Hallo, ich habe eine Schwerbehinderung (Autismus). Was tun Sie für Menschen mit Autismus, damit wir eine gute Ausbildung machen können. Wir sind ja oft benachteiligt.
Ich meine die Rechtslage, zum Thema: Recht auf Ausbildung
Sehr geehrter Herr A.,
haben Sie vielen Dank für Ihre Frage, die ich zunächst ganz grundsätzlich beantworten möchte: Sie haben selbstverständlich ein umfassendes Recht auf gleichberechtigte Bildung und Ausbildung. Das ergibt sich u.a. aus Artikel 3 des Grundgesetzes, der UN-Behindertenrechtskonvention, den Regelungen in den Sozialgesetzbüchern IX und III sowie weiteren gesetzlichen Vorgaben. Wobei es hier sicher an einigen Stellen Verbesserungsbedarf gibt.
Im Bereich Ausbildung haben Menschen mit Autismus dieselben Ansprüche wie alle anderen – plus das Recht auf angemessene Unterstützung, damit die Ausbildung auch machbar ist. Das bedeutet konkret z.B. Jobcoaching, Ausbildungsassistenz, eine Ausbildung in Berufsbildungswerken oder die Möglichkeit, eine Ausbildung in Teilzeit zu absolvieren (hier sind in der Regel die Agentur für Arbeit oder Jobcenter zuständig). Daneben ist bei Prüfungen ein Nachteilsausgleich möglich (mehr Zeit, Pausen oder bestimmte Hilfsmittel).

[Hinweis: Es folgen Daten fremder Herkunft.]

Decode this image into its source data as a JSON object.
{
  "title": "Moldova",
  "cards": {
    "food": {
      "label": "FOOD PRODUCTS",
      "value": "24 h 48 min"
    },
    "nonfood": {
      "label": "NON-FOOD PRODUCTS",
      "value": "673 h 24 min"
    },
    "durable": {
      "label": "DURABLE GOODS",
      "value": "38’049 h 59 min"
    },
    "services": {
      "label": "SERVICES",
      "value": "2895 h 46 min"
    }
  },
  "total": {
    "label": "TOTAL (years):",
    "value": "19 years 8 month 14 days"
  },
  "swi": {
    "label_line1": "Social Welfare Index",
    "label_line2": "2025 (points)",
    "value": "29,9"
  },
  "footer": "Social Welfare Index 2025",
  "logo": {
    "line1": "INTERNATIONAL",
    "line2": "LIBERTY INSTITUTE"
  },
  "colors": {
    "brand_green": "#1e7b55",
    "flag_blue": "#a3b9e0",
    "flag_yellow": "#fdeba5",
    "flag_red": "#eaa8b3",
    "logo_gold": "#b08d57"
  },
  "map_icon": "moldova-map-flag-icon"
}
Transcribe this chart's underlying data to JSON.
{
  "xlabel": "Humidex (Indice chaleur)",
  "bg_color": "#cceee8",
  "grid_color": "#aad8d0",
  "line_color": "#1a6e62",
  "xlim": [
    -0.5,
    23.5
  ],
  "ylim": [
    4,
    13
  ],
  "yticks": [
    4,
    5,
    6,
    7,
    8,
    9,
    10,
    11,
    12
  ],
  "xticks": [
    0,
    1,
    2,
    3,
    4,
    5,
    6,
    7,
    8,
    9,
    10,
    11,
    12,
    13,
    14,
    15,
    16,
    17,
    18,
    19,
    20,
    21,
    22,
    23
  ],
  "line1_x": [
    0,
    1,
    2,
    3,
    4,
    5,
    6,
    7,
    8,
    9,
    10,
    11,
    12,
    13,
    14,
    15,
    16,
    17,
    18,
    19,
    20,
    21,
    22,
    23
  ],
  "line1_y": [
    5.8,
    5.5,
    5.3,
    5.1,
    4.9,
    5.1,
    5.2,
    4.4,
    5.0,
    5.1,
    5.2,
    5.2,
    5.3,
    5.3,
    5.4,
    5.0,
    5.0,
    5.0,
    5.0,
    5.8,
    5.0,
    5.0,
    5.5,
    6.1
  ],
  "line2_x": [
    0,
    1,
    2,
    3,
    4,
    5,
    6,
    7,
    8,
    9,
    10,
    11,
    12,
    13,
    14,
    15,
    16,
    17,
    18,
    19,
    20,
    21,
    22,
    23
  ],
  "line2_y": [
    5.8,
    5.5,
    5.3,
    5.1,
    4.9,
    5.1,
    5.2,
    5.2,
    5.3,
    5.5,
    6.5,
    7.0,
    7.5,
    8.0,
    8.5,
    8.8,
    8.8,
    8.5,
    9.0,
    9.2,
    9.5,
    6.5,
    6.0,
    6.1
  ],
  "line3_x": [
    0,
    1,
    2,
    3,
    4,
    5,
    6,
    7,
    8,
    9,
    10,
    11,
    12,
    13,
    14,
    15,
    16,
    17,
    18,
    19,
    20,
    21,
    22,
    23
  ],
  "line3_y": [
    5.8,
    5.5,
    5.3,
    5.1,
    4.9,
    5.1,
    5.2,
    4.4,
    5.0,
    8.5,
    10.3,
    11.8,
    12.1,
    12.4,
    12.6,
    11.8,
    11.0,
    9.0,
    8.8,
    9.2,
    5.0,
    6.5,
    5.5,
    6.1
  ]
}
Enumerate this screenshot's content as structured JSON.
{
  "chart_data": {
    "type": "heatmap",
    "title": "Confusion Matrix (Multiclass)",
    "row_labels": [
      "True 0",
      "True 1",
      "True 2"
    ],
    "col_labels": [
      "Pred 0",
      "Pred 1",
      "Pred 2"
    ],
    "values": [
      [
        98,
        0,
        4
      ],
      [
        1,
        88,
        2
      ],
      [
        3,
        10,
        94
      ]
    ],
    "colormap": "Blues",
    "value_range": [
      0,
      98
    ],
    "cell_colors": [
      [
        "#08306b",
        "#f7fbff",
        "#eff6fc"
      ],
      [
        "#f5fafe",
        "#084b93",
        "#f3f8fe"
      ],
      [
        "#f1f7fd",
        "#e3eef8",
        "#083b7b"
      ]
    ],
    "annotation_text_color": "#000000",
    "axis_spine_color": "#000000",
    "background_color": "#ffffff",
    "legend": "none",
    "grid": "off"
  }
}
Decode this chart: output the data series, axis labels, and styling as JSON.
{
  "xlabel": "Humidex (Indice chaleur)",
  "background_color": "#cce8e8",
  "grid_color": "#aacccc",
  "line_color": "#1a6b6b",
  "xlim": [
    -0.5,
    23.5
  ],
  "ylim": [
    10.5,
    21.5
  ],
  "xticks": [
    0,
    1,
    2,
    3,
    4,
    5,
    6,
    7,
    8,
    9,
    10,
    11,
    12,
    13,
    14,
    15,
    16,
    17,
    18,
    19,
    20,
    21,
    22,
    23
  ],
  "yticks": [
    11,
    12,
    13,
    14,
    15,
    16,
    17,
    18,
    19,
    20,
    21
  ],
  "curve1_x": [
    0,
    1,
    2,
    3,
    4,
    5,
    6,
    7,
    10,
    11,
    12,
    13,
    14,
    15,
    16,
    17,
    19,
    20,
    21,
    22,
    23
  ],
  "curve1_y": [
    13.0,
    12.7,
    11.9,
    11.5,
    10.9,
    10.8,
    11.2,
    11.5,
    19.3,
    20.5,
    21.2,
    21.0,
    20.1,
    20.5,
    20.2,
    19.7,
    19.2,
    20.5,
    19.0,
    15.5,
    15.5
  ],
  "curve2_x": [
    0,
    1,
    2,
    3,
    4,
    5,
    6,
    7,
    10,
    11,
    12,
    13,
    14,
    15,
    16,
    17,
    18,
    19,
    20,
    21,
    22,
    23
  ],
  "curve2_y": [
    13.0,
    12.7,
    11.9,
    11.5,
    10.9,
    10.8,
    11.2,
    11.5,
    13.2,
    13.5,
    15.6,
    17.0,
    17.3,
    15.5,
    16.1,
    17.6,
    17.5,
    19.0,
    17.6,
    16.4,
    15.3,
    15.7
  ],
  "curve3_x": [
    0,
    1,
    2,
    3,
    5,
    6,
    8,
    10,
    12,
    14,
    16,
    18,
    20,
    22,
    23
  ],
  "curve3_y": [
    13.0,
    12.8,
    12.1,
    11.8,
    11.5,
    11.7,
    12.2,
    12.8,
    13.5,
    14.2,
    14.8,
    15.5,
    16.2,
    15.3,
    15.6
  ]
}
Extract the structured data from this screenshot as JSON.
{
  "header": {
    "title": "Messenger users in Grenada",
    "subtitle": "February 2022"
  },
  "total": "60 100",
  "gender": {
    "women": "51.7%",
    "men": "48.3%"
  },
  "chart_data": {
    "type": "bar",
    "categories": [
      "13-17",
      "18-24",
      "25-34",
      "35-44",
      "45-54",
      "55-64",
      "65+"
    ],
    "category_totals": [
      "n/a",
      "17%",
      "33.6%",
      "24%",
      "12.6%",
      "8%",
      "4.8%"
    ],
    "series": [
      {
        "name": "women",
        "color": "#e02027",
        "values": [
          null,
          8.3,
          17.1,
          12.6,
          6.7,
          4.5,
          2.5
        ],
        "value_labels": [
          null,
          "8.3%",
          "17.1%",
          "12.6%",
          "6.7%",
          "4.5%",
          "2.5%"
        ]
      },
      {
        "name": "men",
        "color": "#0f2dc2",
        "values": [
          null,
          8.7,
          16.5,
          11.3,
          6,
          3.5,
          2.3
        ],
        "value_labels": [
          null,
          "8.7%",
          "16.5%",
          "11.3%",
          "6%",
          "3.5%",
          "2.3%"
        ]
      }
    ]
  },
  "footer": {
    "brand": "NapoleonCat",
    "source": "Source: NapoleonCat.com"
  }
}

Weiterhin gibt es von öffentlichen Stellen und privaten Anbietern Bewerbungs- und Ausbildungstrainings, Begleitung in Praxisphasen oder Hilfe bei Arbeitsplatzsuche und Einarbeitung. Eine Übersicht zu den verschiedenen Möglichkeiten der Unterstützung finden sich z.B. im Leitfaden „Teilhabe am Arbeitsleben für Menschen mit Autismus“ des Bundesverbandes Autismus Deutschland e.V. und der Bundesarbeitsgemeinschaft Unterstützte Beschäftigung e.V.
Darüber hinaus haben CDU/CSU und SPD in ihrem Koalitionsvertrag für die aktuelle Wahlperiode des Deutschen Bundestages unter anderem vereinbart, die Aufnahme einer Arbeit für Menschen mit Behinderungen auf dem allgemeinen Arbeitsmarkt verstärkt zu fördern. Dafür sollen die Einheitlichen Ansprechstellen für Arbeitgeber (EAA) mit Einrichtungen der beruflichen Rehabilitation und der Vermittlungstätigkeit der Bundesagentur für Arbeit besser vernetzt und die Schwerbehindertenvertretungen gestärkt werden. Weiterhin sollen die Durchlässigkeit zwischen beruflicher Rehabilitation, Werkstätten für behinderte Menschen, Inklusionsbetrieben und allgemeinem Arbeitsmarkt und die Zugangssteuerung der Reha-Träger verbessert und dafür gesorgt werden, dass mehr Personen aus einer Werkstatt für Menschen mit Behinderung auf den Arbeitsmarkt wechseln können. Daneben soll das Budget für Arbeit attraktiver gestaltet werden.